Wserkaf felt his thoughts halt as a memory emerged of himself walking through the solid slab as if it had been a wall of water into whiteness and seeing Khentie come barreling through the same white and into his arms while rock and gravel rained down all around them. He also distantly saw Hordjedtef being drawn back through the walls as if they were air and he was on a long rope. The two priests with him fell to the floor behind one of the stone tombs as if they were on ropes which also dropped. Wse’s hands went up in protection from those thoughts.
“What is it?” Khentie put her hand on Wse’s arm.
“I saw it, just now,” he lowered his hands. “Great One was pulled away from the fragmenting of the slab and your two priests were knocked behind the tombs,” he revealed. “Something else is toying with us. It put Dede there and maybe even moved him to suggest the unthinkable.
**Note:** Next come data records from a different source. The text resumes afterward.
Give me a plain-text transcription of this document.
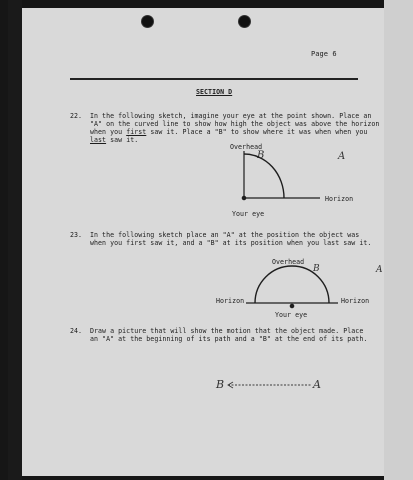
Page 6
SECTION D
22. In the following sketch, imagine your eye at the point shown. Place an
"A" on the curved line to show how high the object was above the horizon
when you first saw it. Place a "B" to show where it was when when you
last saw it.
Overhead
Horizon
Your eye
B	A
23. In the following sketch place an "A" at the position the object was
when you first saw it, and a "B" at its position when you last saw it.
Overhead
Horizon	Horizon
Your eye
B	A
24. Draw a picture that will show the motion that the object made. Place
an "A" at the beginning of its path and a "B" at the end of its path.
B	A
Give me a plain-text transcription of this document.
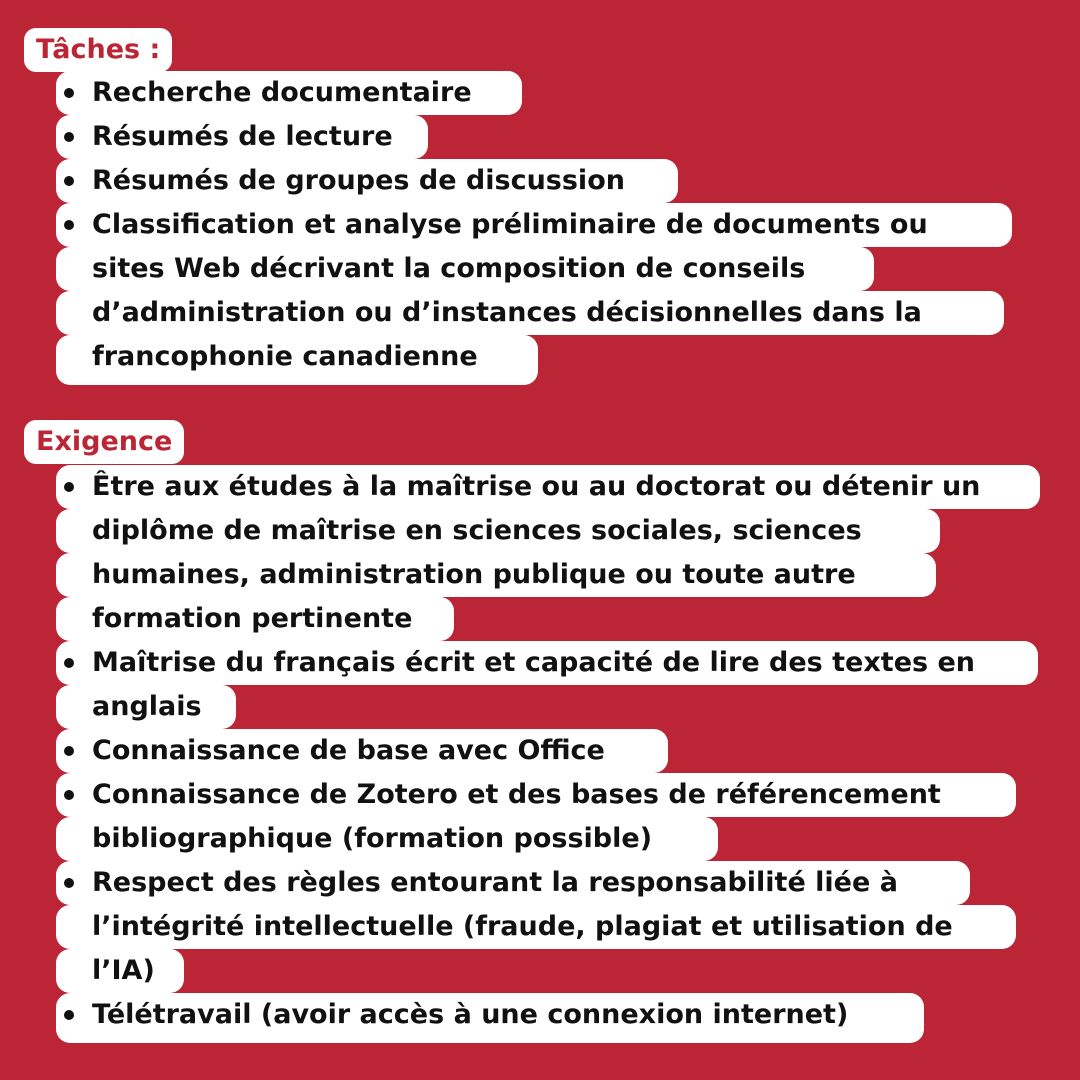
Tâches :
Recherche documentaire
Résumés de lecture
Résumés de groupes de discussion
Classification et analyse préliminaire de documents ou
sites Web décrivant la composition de conseils
d’administration ou d’instances décisionnelles dans la
francophonie canadienne
Exigence
Être aux études à la maîtrise ou au doctorat ou détenir un
diplôme de maîtrise en sciences sociales, sciences
humaines, administration publique ou toute autre
formation pertinente
Maîtrise du français écrit et capacité de lire des textes en
anglais
Connaissance de base avec Office
Connaissance de Zotero et des bases de référencement
bibliographique (formation possible)
Respect des règles entourant la responsabilité liée à
l’intégrité intellectuelle (fraude, plagiat et utilisation de
l’IA)
Télétravail (avoir accès à une connexion internet)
I need to know who or what it is.”
“But you and Her Majesty are safe now, the flint box is safe for you to deliver to King Shepseskaf, and Dede is deceived into thinking he has the greater worth of things. On top of i
t, you now have the other eye,” Userre exclaimed. He took Wserkaf’s hand and wrapped it around the disc, then patted it as if he was giving it to him permanently. “What does it matter? Accept that the white light you both saw was indeed the light of Ra and his power through this little disc that kept you both safe and brought you back to where you belonged in the end.”
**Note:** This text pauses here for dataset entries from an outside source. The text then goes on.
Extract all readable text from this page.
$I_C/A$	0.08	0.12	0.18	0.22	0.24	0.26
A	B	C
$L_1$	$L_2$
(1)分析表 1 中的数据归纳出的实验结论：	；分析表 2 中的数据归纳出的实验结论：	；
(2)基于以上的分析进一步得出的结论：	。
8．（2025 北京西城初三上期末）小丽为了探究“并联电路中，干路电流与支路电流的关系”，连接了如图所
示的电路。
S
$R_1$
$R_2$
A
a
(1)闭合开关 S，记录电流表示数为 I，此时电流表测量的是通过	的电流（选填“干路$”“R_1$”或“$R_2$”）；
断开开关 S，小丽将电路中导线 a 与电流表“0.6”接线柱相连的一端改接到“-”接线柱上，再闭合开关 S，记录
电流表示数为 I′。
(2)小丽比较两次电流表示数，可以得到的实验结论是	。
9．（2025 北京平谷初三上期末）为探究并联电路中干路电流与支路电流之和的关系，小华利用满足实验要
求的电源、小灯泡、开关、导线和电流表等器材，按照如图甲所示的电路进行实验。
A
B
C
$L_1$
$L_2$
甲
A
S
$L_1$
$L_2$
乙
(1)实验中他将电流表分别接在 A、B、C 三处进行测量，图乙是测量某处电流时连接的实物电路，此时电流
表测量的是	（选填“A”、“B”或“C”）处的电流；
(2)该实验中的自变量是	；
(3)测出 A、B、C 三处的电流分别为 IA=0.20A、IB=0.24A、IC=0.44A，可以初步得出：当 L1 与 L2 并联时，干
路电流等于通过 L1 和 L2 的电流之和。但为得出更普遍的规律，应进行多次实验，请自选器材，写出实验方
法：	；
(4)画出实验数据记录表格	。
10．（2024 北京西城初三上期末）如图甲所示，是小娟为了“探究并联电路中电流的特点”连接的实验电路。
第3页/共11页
“Perhaps I did study too long at Dede’s feet then. Not to blaspheme in his very temple, father, but truth more than miracles interests me. Truth,” Wse shook his head and stared at the disc again as if he was asking a question. “What is it that you know, light or truth?”
Wserkaf felt his father reach forward to touch his arm, reassuringly.
“Maybe it’s both. You and Majesty have had an event.” Userre slumped his shoulders, appearing suddenly weary. “Trust that much. I’ve had one myself that’s made me proud the gods did decide I should live this long.”
Wserkaf tensed, noticing his father’s arm and the long thin scar that stretched from wrist to the inside of his elbow, evidence of another secret.
“I didn’t know,” he breathed out. “You tried to kill yourself.”
Userre nodded and added, “Twice. Come into my chambers, Wser dear and my dearest Majesty,” he answered. “I’ll tell you all before you leave, but first there’s something I discovered when you were seeing our dear Count Hordjedtef off on his boat with the boxes. I did lie to all to say I was tired and would stay behind, but it’s time for me to show you what happens when you place the Eye of Ra on the writings that have come from that most secret of the boxes.”
Once they were inside the apartment, they went to a small-but-humble cubicle. Userre sent the serving priests who brought the chairs, cushions, and writing equipment away. When they were alone, Userre sat on one of the chairs, cleared his throat, and brought everyone’s attention to the matter at hand.
“Wser. The box you seek lies under my bed, if you would get it out for us.